Women’s subjugation has persisted in the face of concerted campaigns to use law to achieve change. In some cases, feminist law reform efforts have improved the lives of some women at the expense of others. This has led many feminists whose work engages with law to question the utility of law as a means of bringing about effective social change for women. Armstrong (2004) describes the spectrum of feminist approaches to law reform as ranging from sceptics, who cautiously engage in law reform, to abstentionists, who reject engagement with the law and seek alternative justice for women. Prominently, Smart (1989) has argued that feminists should be wary about engaging in law reform because of the power of law to subjugate women. Other feminists such as Hunter (2008) and Fehlberg, Sarmas, and Morgan (2018) have challenged the utility of the concept of “equality” for women in law reform claims, or pointed to the challenge of ensuring that benefits of the reform are felt by all women (Johnson 2002; Crenshaw 1990; Spade 2013). Tapia Tapia (2018) following Elizabeth Bernstein (2010) Halley, Kotiswaran, Thomas and Shamir (2006) argue that feminist discourses can potentially eclipse other important concerns and possibilities that affect women.

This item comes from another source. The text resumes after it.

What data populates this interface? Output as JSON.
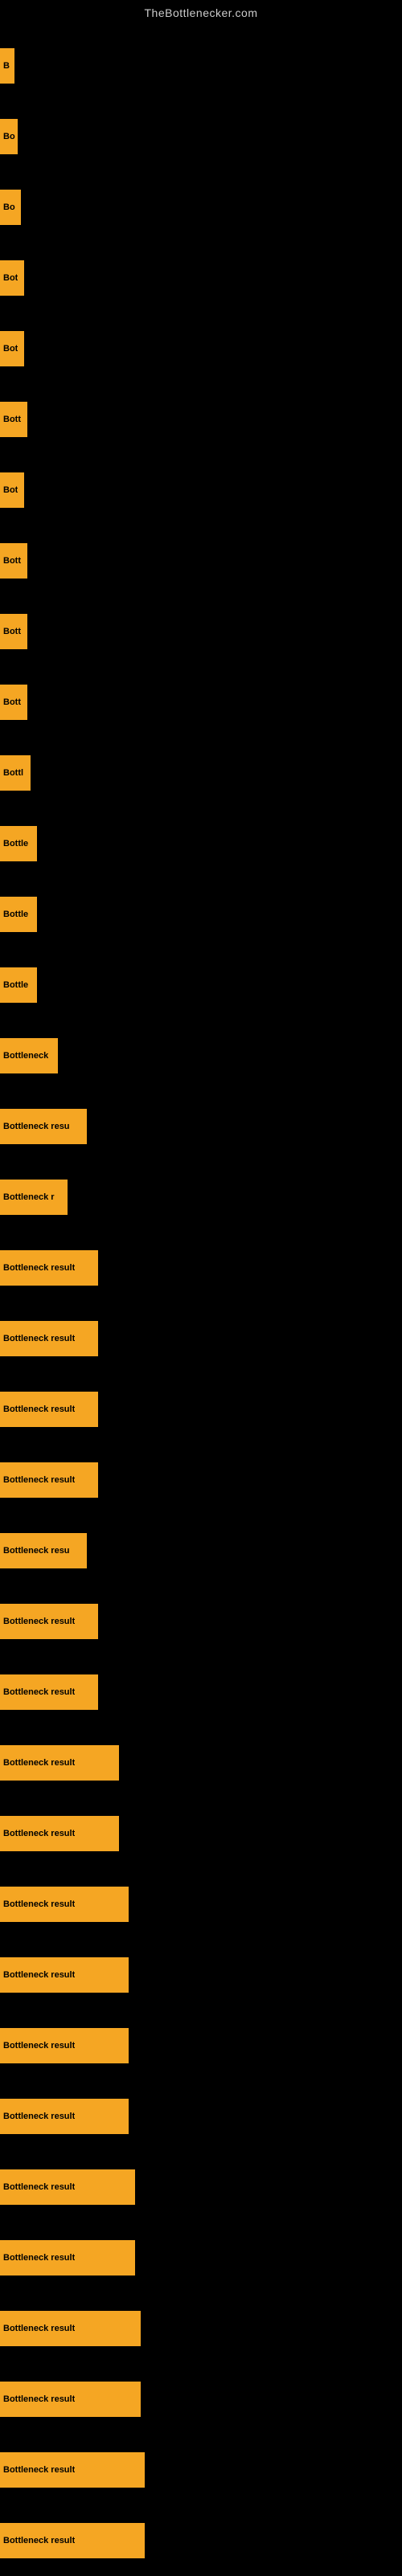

Graycar and Morgan (2015) conclude that law provides “one (albeit limited) forum” for addressing women’s oppression.

This project aims to take the discourse on feminist law reform one step further. Starting with existing feminist critiques of law reform projects, we will take a case study approach to focus on what works and doesn’t work in feminist law reform. Drawing on case studies of successful, semi-successful, and failed feminist law reform projects from multiple jurisdictions around the world, participants will synthesise the socio-legal factors, including context and strategies,which may assist reforms to work better for all women.

The project is both cross-jurisdictional and interdisciplinary, with participants coming from the Basque region, Canada, Australia and New Zealand, Asia, Africa, South America, the Caribbean, Middle East and Europe. Areas of feminist law reform covered include reforms across public including criminal law, and so-called “private” law, reforms built through litigation and others through political action.

Participants will be asked to divide their papers by theme so we can collectively address three important questions:

  1. What Reforms? (Including areas of law, what is “feminist” reform, connection to political and social movements, local contextual factors, transnational links, diverse feminist views, past failures and new challenges.)
  2. How is Reform Pursued? (Including changing tactics, engagement with diverse women, use of litigation and parliamentary processes, local and international sharing of strategies.)
  3. What are the Outcomes? (Including evaluation, definition of success and failure, unintended consequences, sharing successes and regrouping after failure.)

We will produce an edited collection of papers to be published as a book or special edition of a journal in 2021. In addition, the workshop will connect participants into a transnational network of reform-oriented feminists working in law in universities, law centres and legal practice. This network will provide assistance and inspiration in practical reform projects and further research.